The sight that met her eyes, when she reached the top of the rise she had been painfully climbing, wiped everything but the war from her mind. All the US army vehicles had gone. It was as if someone had taken a paintbrush and transformed the military scene into the peaceful, country landscape it had once been.
By now, the rows of tanks and jeeps that had blotted the view from her window would be rumbling across Normandy, with boys she had probably passed on the barracks street, or sat next to in a canteen, inside them. And many would not return. D-Day wasn’t just a term, the way it had seemed until now. It was the end of the beginning and for some, the beginning of the end.

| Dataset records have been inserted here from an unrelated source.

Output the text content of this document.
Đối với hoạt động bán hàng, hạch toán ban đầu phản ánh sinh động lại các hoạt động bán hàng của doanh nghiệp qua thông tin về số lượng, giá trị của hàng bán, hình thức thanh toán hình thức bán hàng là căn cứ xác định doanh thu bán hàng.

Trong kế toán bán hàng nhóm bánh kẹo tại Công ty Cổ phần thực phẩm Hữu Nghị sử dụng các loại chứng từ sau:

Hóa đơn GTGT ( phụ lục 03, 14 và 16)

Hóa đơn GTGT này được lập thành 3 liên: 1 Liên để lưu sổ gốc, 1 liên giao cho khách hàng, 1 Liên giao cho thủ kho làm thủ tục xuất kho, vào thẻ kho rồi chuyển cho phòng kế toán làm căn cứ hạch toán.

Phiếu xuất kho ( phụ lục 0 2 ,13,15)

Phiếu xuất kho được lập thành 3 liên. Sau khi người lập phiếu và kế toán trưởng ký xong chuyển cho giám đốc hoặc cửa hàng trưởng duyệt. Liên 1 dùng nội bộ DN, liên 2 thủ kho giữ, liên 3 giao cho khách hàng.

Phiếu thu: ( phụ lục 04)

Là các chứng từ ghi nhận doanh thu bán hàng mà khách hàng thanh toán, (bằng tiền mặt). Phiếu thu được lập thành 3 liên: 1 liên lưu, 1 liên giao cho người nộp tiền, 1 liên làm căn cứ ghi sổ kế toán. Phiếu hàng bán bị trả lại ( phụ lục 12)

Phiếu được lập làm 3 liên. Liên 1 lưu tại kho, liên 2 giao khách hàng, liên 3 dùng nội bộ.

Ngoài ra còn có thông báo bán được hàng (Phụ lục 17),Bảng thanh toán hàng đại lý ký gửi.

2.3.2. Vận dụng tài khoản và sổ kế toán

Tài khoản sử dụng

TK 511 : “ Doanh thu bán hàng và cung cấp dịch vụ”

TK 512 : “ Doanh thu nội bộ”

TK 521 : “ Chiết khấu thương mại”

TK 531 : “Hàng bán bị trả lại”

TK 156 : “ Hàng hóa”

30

The sickening realization diminished her personal trepidation. Being punished for going AWL seemed tri
vial by comparison and how small she suddenly felt: a tiny cog in the wheel of war whose absence from duty for a couple of days mattered not one jot.
She eased herself through the gap in the hedge the “Ats” used when they returned after lights-out. It was 12.30 p.m. and there was nobody about. The girls were always eating dinner in the cookhouse at this time. She collected her mug and cutlery from her room and went to join them. If her absence had gone undetected it would look as if she had risen from her sick bed because she felt well enough. If it hadn’t, she would soon find out.
“Yer supposed ter be bleedin’ sneezin’, not limpin’,” Birdie mouthed caustically when Marianne hobbled in and sat down beside her.
“’N I wouldn’t like ter tell yer wot capers we ’ad ter get up ter, ter cover fer you,” Joyce whispered from across the table.
Marianne smiled her thanks. There would be no repercussions, but she couldn’t tell them it suddenly didn’t matter.
“I ’ope yer didn’t leave my civvies on the traip, Marianne,” Birdie said to her. “Knowin’ wot yer like, I’ve been worried stiff abart ’em’n where I’d git the coupons from ter replace ’em.”
Marianne was trying to summon the appetite to eat the mess of minced beef and soggy cabbage on her plate. She put down her fork with a clatter.
“Yer flamin’ did, didn’t yer? I knew it!” Birdie exclaimed.
“Not on the train, Birdie.” She had left the holdall in Ralph Dean’s vehicle. But why did she feel pleased as well as contrite? Because she knew he would return it. She would see him again.
Chapter 13
“What a place to spend Chanukah,” Nathan joked to the Jewish soldier he was examining.
The boy gave him a wan smile. “It doesn’t seem long since someone mentioned it was Rosh Hashanah. But at the time I was too busy being frightened for my life to care.”
They were in a military hospital in Belgium and Nathan had no idea if today was Chanukah or not. But it was December, which meant it could be and he wanted to cheer up the boy.